Disposition: The Concept of Causation Reconstructed

By / 11-23-2023 /

Social Sciences in China (Chinese Edition)

No. 9, 2023

 

Disposition: The Concept of Causation Reconstructed

(Abstract)

 

Fei Duoyi

 

Mainstream theories of causation appeal to conditional relations between events or states of affairs, so that causal judgments become binary “yes” or “no” answers based on the fulfillment or non-fulfillment of conditional relations. However, attempts to break down or refine the conditions have hit a bottleneck: conditional relations assume that causality is determined by listing a set of factors, but in real situations the cause may not satisfy any of the conditions or combinations thereof. Dispositionalism takes a new approach: it refuses to reduce causality to dependence between discrete things. Causes tend to lead to their effects, and disposition presents a continuum rather than an all-or-nothing state. As an intrinsic capacity, the mystery of disposition producing outcomes can be revealed through a mechanism that manifests itself in an initial trigger that initiates the causal process, a continuous amplification of reciprocal manifestations, and a steady progression from the beginning to the end.
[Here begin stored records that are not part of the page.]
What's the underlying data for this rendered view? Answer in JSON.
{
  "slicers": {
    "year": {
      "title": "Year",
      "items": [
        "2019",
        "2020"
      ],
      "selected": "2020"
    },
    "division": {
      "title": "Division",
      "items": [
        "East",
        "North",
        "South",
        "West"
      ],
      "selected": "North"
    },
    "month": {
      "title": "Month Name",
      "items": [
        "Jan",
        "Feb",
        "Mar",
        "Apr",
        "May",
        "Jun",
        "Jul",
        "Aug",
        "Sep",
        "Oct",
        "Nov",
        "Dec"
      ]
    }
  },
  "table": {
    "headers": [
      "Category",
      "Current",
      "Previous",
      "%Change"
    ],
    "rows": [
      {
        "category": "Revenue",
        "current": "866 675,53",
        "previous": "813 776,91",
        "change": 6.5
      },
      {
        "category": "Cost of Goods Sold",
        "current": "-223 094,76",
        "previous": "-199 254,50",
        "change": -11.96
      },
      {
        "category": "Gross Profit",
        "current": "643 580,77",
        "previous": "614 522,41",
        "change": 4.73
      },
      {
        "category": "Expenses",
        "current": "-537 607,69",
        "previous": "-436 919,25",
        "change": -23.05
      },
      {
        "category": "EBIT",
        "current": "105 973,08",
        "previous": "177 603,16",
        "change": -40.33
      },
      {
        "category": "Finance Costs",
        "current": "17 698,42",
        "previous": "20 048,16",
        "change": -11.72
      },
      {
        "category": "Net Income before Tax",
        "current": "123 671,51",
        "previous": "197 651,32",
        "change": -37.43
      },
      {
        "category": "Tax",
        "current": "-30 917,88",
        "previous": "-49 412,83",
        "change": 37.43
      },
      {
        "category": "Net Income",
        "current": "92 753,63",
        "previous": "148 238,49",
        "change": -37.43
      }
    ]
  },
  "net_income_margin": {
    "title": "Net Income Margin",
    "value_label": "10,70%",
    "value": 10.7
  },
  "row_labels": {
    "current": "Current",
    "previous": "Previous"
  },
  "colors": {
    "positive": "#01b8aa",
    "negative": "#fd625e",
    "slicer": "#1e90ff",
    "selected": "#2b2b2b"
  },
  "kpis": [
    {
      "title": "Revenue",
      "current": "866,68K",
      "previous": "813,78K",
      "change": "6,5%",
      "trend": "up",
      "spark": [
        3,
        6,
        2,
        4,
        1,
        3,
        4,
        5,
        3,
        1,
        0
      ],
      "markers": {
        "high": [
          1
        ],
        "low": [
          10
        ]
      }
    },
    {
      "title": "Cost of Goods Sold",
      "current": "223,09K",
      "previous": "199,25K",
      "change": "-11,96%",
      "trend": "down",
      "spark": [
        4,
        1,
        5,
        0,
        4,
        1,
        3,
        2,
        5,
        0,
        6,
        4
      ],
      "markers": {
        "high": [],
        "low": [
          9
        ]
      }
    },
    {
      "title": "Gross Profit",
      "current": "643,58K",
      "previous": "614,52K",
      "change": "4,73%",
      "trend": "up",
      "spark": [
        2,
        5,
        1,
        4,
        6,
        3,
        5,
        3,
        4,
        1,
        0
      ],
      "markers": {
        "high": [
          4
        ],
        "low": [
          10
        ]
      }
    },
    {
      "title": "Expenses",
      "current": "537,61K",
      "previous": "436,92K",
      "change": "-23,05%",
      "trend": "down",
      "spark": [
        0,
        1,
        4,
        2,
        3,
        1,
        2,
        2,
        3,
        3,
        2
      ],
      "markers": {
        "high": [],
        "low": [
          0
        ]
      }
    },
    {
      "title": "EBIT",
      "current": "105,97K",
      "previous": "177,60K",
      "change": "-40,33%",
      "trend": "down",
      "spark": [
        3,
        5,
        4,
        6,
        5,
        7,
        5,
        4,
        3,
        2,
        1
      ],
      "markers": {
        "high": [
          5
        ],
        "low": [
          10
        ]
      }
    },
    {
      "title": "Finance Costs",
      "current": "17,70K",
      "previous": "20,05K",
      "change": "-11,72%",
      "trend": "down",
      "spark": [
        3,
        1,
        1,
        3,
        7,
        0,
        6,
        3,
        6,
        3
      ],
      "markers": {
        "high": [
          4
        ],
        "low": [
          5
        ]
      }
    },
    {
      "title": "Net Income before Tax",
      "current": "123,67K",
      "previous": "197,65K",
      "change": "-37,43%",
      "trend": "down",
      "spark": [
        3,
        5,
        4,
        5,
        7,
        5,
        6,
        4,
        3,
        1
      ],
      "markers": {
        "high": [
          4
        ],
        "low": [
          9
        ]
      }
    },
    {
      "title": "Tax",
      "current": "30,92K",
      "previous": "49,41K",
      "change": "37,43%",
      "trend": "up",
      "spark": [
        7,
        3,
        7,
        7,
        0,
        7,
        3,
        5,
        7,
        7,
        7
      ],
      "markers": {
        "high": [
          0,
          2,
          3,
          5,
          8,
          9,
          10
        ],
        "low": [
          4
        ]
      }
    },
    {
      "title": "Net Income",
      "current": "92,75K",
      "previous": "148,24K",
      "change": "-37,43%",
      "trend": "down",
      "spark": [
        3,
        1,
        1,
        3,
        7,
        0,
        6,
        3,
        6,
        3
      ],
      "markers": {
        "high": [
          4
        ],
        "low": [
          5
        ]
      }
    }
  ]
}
In this model, the search for causation is expressed as a dynamic process that takes into account not only the object itself and deals with the causality of the variable at a single point in time, but also takes into account the pattern of change in the variable’s nearest spatial and temporal neighborhood. This explains why outcomes do not necessarily occur even when specific conditions are fulfilled, and why a factor may be the cause of an outcome even in the absence of a constant conjunction.